On December 18, the parents were arrested and questioned again. According to the suit, Mme Galuppi was questioned for 11 hours and her partner for 12 hours. Repeated requests to consult a lawyer were reportedly ignored. Sarah Galuppi says that the police asked her to record a video in which she told her lover “that he could confess, that she was going to stay with him and give him other children”.
Mario Fiorini claims to have been told “either you sink it or you take the blame”, and “someone will have to take the blame”. He ends up confessing to the actions he is accused of.
At one point, I felt like I was up against the wall. I said something like: that must be it.
Mario Fiorini
The investigators give him a doll and ask him to mime the gestures made on his son. He is formally accused and imprisoned. He will remain there for five days, until the family posts $10,000 bail.
Tunnel vision
The defense is organized. The father takes a polygraph test. Result: “Mr. Fiorini did not at any time cause injury or shake Lorenzo.” Please note that a polygraph does not serve as evidence in court. “There is no chance that this guy killed anyone, even less his son,” reiterates the polygraphist, Jacques Landry, himself a former member of the Sûreté du Québec, in an interview with The Press.

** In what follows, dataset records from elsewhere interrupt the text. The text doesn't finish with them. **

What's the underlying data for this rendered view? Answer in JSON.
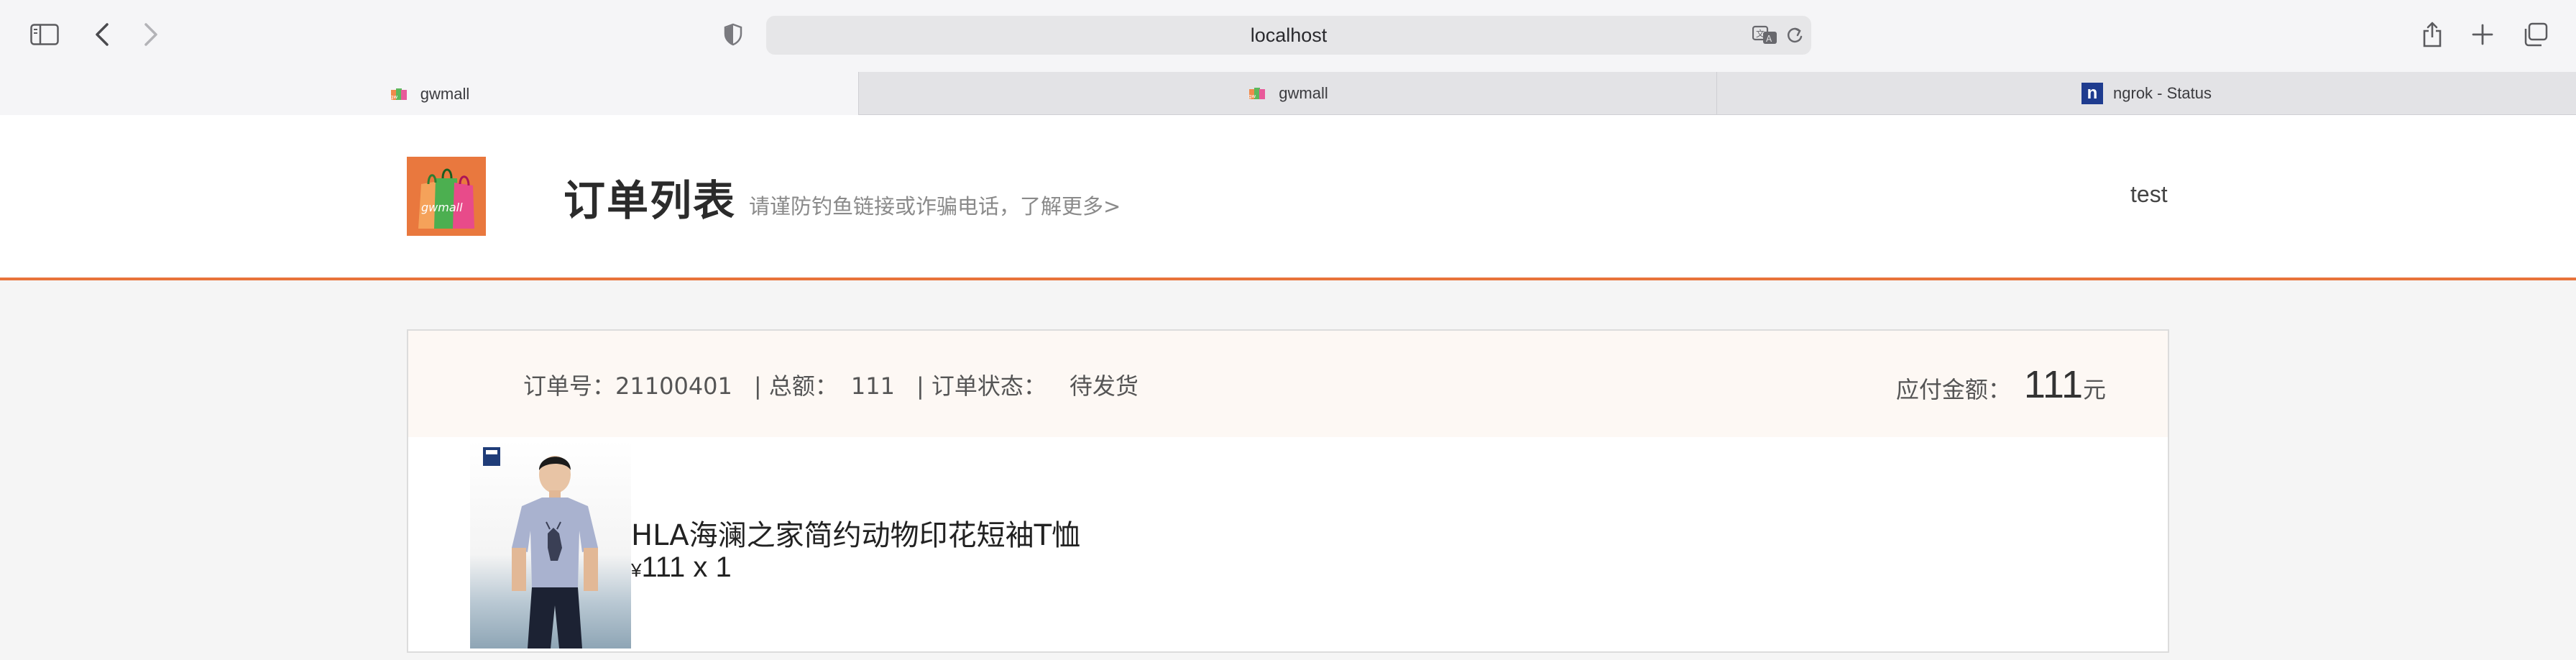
{
  "browser": {
    "address": "localhost",
    "tabs": [
      {
        "title": "gwmall",
        "active": true
      },
      {
        "title": "gwmall",
        "active": false
      },
      {
        "title": "ngrok - Status",
        "active": false
      }
    ]
  },
  "header": {
    "title": "订单列表",
    "warning": "请谨防钓鱼链接或诈骗电话，了解更多>",
    "username": "test",
    "accent_color": "#e8733a"
  },
  "order": {
    "number_label": "订单号：",
    "number": "21100401",
    "total_label": "| 总额：",
    "total": "111",
    "status_label": "| 订单状态：",
    "status": "待发货",
    "payable_label": "应付金额：",
    "payable_amount": "111",
    "payable_unit": "元",
    "items": [
      {
        "name": "HLA海澜之家简约动物印花短袖T恤",
        "currency": "¥",
        "price_qty": "111 x 1"
      }
    ]
  }
}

He denounces a “disproportionate” investigation and tunnel vision on the part of the police.
For parents, the testimony of Dr Guillaume Sébire during the preliminary investigation in 2021 changes everything. First, they glimpse for the first time the possibility that their boy was not mistreated. But also, that he could have been saved.

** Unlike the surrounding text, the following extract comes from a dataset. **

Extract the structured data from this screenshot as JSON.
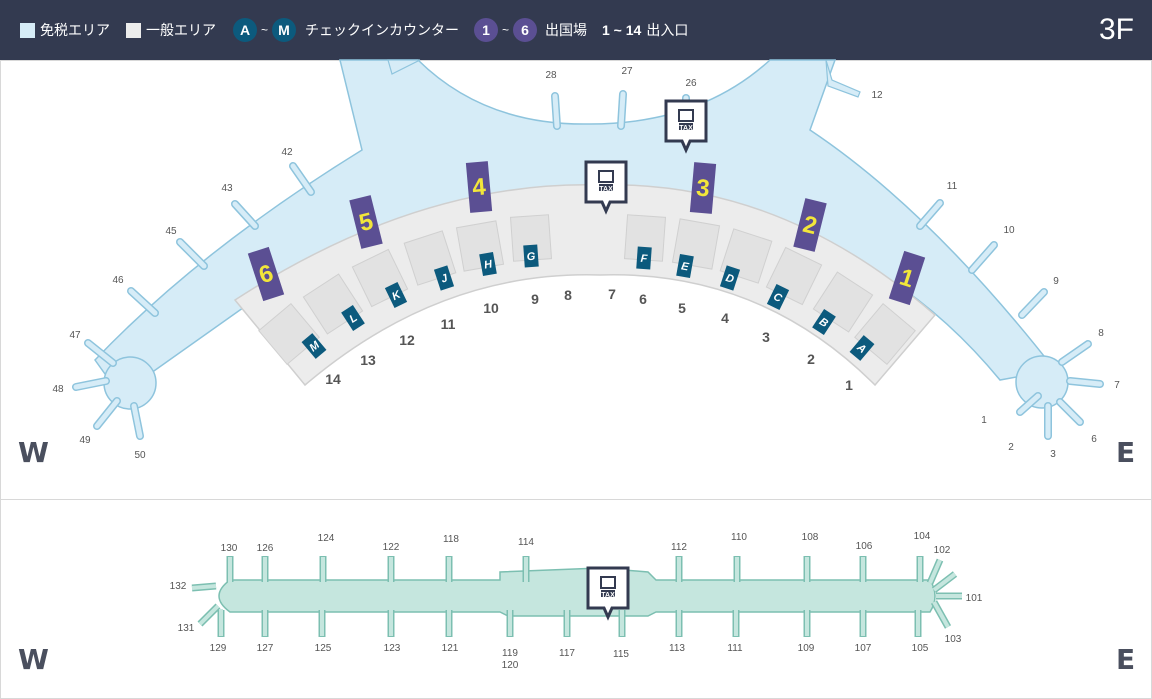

Indeed, the neurologist mentions in his report that he found several clues in the medical history that could have raised the alarm. First, the curve of Lorenzo’s head circumference, measured during several medical visits since his birth, showed that the skull was growing too quickly. Then, Lorenzo had been suffering from projectile vomiting for months, which had been mentioned several times to the pediatrician. In one photo, we see that the baby had a “lying” look. “of the sun”, i.e. low pupils. All symptoms which, taken together, point to intracranial hypertension.
There was a failure to recognize his chronic intracranial hypertension, not only during the events of June 8-9 [2019 à Sainte-Adèle]despite several emergency consultations at the initiative of legitimately worried parents, but also before.
Extract from the report of the Dr Guillaume Sébire, neurologist, submitted to the court
The charges against Mario Fiorini will be officially withdrawn in March 2023.
The Sûreté du Québec, the CISSS des Laurentides and the Montreal Children’s Hospital did not wish to comment on this matter, since civil legal proceedings are underway.